So I have this thing where I don’t really enjoy sandbox games. Minecraft, for instance. Can’t play it for more than twenty minutes. I build a pick-axe, muck around a bit with some landscaping, and then I switch it off. I need goals. I don’t want to set my own goals – I don’t want to go out and be creative, or take in the sights or whatever – I just want a game that’s like ‘do this’. It’s just how I approach the medium. That attitude makes me a bit shit at walking simulators, to be honest – you know, I always imagine people appreciating the views, and thinking about what’s being said, and pausing to appreciate the different environments. I go through those things like Cruella de Vil down a road full of puppies. I’m on a mission, and I’m not stopping for anyone. But then at the same time, I don’t necessarily enjoy mindless grind travel, either.
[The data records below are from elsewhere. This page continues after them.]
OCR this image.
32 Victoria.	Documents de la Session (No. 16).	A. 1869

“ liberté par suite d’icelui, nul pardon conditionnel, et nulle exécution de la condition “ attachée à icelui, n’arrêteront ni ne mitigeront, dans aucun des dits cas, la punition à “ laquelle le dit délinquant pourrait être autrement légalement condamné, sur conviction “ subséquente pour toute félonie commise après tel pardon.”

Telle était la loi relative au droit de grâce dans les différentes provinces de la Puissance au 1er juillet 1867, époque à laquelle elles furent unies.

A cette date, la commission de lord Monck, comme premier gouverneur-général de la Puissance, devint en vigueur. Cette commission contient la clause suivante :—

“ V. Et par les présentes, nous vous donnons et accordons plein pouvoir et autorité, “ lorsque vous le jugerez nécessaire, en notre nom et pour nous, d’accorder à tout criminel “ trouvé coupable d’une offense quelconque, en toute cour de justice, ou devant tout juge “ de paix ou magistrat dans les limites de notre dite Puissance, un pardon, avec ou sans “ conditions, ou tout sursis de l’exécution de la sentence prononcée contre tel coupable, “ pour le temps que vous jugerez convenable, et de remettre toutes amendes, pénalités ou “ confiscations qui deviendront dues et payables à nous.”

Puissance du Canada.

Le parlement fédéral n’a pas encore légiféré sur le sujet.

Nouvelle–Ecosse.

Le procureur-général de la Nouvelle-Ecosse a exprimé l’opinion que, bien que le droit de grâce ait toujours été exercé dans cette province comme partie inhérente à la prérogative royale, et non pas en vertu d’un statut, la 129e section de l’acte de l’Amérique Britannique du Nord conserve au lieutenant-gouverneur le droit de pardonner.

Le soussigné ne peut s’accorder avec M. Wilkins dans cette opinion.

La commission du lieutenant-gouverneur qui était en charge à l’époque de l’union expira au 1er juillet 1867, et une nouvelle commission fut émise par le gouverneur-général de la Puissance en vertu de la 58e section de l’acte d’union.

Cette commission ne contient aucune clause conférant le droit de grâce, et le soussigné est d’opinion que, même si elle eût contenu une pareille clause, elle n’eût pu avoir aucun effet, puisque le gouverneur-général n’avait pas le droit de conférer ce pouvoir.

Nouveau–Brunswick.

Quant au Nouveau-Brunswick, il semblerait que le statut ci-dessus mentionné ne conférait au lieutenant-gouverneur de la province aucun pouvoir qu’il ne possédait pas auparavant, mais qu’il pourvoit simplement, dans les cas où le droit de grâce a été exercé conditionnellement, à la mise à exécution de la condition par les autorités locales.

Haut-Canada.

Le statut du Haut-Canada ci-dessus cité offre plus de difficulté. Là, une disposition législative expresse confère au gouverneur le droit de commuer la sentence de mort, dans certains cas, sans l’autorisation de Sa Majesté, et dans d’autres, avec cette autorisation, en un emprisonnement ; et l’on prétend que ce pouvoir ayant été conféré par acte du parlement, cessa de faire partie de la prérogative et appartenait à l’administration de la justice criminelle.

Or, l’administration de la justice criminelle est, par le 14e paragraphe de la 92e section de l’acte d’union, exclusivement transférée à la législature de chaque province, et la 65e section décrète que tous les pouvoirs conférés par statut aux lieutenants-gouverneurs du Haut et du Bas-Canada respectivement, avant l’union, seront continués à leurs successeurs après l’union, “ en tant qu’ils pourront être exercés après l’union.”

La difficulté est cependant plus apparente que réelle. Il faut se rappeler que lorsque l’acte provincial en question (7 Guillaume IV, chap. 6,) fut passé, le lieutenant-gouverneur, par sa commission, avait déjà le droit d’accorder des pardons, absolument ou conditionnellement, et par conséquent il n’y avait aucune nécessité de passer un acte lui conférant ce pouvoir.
If you’ve got one of those early 2010s collect-a-thons, Arkham City or Assassin’s Creed Brotherhood with its fifty million treasure chests – it’s not especially enjoyable to go from A to B picking up these shitty treasures for hours on end. It feels like a chore – it’s not compelling gameplay.
That said, that’s a pretty interesting spectrum of games. On the one end you’ve got things like, say, Proteus (pictured above), a 2013 game about walking around and enjoying the view. There are a couple tasks that you’re supposed to do in that game, and I kinda ripped through those tasks and then put the game down. I didn’t have a lot of interest in just vibing in this virtual world. On the other end, you’ve got Ubisoft games like AC: Brotherhood, where there are a hundred flags and a hundred and eighty treasure chests to collect. It’s just a chore. The question, then, is what’s in the middle. What’s a compelling reason for players to explore an environment? The view alone isn’t enough, and the tasks by themselves aren’t always good enough either. A few weeks back, I suggested that Mirror’s Edge: Catalyst motivates players with the promise of pathfinding. It encourages you to get to know the city, and all its different routes and quirks. That’s one approach – you’re learning the space, learning how to move through it efficiently. Another option comes from Treasure Hunter Simulator, a 2018 game about, uh, hunting for treasure.
So here’s the pitch. You have a metal detector, and you hike around different areas and wait for the detector to go off. Then you futz around a little, find the artefact, and then you carry on. The thing about Treasure Hunter Simulator is that it makes walking into a task. Where I tend to rush through a walking simulator, chasing the next goal or milestone, Treasure Hunter Simulator turns the walk itself into one of your goals. In some games (for instance, The Fidelio Incident), walking can feel artificial and imposed, a way to force the pace of the game. But here, it’s an integrated component of your task. Treasure hunting means walking around and waiting for the beeper to go off. You can walk wherever you like, because your walking has its own exploratory purpose, and you’re also released from the obligation to trudge to a certain place, because you don’t know where the treasure is hidden. That combination releases you to enjoy the spectacular views. You’re not going anywhere specific, you’re just walking. And while you’re walking, you can peer down at the river, or up at the hills and mountains; you can walk along hiking tracks or veer off into the woods. You can go wherever you like, because wherever you go, you’re equally likely to stumble across buried treasure. When all pathways are equally valid, you can choose the one that appeals to you most.
There’s a broader theme here of the incidental joys that fit in around our work. It’s something that I’m tracing through a few different video games – I don’t have anything overarching to say yet, nothing big or particularly intelligent. I’m just tugging on the thread whenever it comes up. I wrote about it, for instance, when I was talking about What Remains of Edith Finch, where you play a character doing menial work and vanishing into his own little imaginary world along the way. Similarly, in Treasure Hunter Simulator, you’re tasked with walking around beautiful areas – and your job is to find shit buried in the ground, but you also get to do that job outside, in nature, in these beautiful places. There’s the work, in the strictest sense, and then there’s the incidental shit that fits around it. Where walking simulators are all about incidental shit, and where collect-a-thons don’t have enough incidental shit, this weird little game just shoots through the eye of the needle, collecting the best bits of both along the way.
Although, of course, it’s not the case that any one of these game types is necessarily better than the other. I enjoy Treasure Hunter Simulator more than some of the straight walking simulators I’ve played (and more than some of the collect-a-thons), but that’s really just my preference. There’s no value judgement about the text as a whole. Rather, when we start with our response to a game, and figure out why we did or didn’t enjoy it, it helps us understand the game’s core components. We come to a better understanding of what it is and how it functions. Treasure Hunter Simulator takes your typical walking simulator and gives purpose to otherwise aimless wandering. You might not need a purpose to your wandering – you might resent that imposed structure – and that’s fine. We’re still walking away with a better understanding of what this game is. That’s valuable.